But now that there is a consensus emerging on the damage that child poverty does to the outcome of our children’s lives, I ask Members to truly address these issues. The two-child cap on child benefit and the five-week delay to the first payment of universal credit are cruelly blighting the lives of children and their families. Will Members now pressure the Government to address decimated school and local authority budgets and the closure of Sure Start centres? Will Members’ concerns on these issues be heightened now? Last month, a survey by the National Education Union told harrowing tales of children without coats and with ill-fitting, ripped shoes; children who were tired and thin; children with mental health issues unable to get help; children with bed bug infestations and rats in their homes. It is no surprise that these children often find it more difficult to learn, and no surprise that during lockdown they are likely to have fallen further behind than their peers. It is no surprise that over 1 million of these children do not even have access to a digital device.
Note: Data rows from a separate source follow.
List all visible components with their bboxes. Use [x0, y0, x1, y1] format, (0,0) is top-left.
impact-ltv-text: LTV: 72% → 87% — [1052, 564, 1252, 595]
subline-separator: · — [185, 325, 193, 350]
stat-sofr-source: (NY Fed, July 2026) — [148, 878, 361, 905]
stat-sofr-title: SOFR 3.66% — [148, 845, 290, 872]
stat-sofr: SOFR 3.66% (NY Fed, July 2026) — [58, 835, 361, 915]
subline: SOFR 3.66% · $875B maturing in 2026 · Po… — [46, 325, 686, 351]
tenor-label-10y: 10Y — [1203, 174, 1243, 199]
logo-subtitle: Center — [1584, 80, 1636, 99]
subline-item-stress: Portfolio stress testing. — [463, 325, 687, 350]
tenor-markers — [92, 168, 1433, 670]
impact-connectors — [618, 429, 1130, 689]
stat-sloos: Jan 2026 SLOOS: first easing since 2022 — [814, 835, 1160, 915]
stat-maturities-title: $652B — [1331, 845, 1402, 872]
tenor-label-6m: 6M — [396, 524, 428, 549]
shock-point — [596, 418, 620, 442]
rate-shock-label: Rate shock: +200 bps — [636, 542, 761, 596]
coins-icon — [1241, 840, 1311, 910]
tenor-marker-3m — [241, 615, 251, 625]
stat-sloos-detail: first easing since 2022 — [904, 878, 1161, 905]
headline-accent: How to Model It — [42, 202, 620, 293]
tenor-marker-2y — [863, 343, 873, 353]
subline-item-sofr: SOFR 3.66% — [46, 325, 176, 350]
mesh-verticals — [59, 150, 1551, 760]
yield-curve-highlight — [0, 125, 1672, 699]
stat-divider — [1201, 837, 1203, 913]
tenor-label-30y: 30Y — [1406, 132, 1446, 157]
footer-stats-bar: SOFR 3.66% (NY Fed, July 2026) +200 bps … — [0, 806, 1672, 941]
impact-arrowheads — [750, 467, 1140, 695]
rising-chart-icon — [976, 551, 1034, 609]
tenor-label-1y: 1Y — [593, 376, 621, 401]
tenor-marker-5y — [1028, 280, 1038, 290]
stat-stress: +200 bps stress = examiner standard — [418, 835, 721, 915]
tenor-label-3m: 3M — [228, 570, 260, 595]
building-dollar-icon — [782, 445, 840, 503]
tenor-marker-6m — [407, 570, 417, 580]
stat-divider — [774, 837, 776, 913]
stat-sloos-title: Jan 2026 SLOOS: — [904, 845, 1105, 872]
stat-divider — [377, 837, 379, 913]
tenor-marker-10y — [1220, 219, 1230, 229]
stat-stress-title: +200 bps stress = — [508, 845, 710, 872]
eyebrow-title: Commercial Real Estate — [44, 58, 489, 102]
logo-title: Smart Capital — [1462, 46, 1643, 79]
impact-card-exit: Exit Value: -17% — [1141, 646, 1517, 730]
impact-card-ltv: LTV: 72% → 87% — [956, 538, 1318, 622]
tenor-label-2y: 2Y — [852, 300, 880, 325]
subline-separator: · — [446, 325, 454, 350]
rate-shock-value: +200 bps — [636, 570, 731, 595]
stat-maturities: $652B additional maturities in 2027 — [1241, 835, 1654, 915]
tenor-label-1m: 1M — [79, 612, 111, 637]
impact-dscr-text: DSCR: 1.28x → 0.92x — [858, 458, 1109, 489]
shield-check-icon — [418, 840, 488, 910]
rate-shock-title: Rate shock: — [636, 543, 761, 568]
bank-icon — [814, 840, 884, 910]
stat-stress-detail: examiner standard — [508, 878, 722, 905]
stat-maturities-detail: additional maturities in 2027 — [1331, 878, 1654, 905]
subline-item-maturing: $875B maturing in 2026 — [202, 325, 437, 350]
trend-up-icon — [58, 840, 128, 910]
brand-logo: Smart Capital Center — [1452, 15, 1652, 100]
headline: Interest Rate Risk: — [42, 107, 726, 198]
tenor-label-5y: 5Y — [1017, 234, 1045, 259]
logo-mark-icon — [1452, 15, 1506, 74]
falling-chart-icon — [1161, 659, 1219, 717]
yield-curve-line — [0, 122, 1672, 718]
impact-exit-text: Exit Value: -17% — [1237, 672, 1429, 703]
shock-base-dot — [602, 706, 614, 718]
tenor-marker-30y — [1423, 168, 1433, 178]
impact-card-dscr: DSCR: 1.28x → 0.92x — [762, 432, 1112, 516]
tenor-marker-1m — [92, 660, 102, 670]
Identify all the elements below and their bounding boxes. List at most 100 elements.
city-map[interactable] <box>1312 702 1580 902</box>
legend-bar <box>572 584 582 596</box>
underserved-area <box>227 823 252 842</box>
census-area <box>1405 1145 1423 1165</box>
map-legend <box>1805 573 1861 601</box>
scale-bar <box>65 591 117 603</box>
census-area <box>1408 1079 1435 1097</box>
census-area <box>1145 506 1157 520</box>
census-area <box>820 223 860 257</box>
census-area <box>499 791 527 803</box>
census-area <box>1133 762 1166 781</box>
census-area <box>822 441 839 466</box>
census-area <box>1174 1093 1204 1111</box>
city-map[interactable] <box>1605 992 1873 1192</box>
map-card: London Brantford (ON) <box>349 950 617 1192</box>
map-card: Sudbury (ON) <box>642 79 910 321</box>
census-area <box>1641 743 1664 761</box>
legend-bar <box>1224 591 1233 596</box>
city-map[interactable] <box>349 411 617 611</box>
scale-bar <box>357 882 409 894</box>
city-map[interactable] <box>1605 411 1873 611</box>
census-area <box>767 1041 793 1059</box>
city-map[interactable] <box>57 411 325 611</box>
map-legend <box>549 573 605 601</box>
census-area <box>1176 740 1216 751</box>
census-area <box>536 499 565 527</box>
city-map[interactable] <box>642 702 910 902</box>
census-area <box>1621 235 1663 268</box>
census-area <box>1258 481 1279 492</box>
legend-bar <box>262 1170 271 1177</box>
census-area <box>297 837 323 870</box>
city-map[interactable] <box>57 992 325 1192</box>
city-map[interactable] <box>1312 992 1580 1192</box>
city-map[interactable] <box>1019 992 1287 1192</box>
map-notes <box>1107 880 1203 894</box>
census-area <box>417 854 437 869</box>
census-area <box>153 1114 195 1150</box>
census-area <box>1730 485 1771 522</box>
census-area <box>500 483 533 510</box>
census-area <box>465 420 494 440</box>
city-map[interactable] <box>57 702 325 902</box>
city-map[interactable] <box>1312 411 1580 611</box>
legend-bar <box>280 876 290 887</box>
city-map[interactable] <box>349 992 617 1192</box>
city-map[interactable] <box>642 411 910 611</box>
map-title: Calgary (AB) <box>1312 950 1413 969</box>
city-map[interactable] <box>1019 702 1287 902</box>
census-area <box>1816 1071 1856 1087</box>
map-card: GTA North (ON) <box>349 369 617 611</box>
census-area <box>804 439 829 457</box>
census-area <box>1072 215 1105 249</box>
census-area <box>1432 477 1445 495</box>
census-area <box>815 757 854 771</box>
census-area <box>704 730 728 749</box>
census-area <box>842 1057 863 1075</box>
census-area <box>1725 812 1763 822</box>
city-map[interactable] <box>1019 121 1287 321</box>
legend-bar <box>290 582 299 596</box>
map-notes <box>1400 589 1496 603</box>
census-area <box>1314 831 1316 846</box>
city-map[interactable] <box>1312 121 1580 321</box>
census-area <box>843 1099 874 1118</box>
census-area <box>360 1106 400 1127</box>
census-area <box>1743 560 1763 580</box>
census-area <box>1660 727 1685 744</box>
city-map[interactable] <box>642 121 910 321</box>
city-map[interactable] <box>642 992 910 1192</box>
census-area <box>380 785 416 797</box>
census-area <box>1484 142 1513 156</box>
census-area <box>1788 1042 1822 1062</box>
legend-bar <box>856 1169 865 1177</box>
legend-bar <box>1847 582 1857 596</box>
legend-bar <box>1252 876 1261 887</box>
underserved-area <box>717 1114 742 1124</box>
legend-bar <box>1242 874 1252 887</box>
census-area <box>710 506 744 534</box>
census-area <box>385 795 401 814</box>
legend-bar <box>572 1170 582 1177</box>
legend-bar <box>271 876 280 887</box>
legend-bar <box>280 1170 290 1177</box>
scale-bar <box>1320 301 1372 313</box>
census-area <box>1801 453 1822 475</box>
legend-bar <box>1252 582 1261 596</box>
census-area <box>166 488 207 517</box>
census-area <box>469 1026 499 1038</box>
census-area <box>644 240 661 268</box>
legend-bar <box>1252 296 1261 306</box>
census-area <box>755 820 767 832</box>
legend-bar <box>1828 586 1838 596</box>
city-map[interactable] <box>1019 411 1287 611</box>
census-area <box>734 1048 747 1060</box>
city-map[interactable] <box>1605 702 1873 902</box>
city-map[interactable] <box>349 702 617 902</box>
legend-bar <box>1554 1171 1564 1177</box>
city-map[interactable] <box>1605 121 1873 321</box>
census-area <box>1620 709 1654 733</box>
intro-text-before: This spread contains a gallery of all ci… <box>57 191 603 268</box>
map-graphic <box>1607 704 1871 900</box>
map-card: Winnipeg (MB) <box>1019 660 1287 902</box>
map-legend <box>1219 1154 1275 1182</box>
Humanity has won a small battle today, but we have not won the war against poverty. I say to every Member here: remember why you are here; remember who put you in this place and why. We are ultimately 650 individual people elected by our communities to protect and improve their lives. We are the voice of the voiceless. That is the moral compass that should guide every one of our days in this place. This summer, when you wander through parks and streets in the place that you call home, with every child that passes you by, innocently unaware of the vast power that you hold over their life, you will wonder, are they hungry, are they suffering—did I speak for them when they had no voice?

We have the power to change those children’s lives—to speak up like Marcus Rashford did. We have seen the true power that campaigns can bring in encouraging the Government to change their position. We now have to build a consensus across this House that this country will not tolerate child poverty and that we will encourage the Government to bring forward a raft of economic and social policies with one aim—to eradicate child poverty.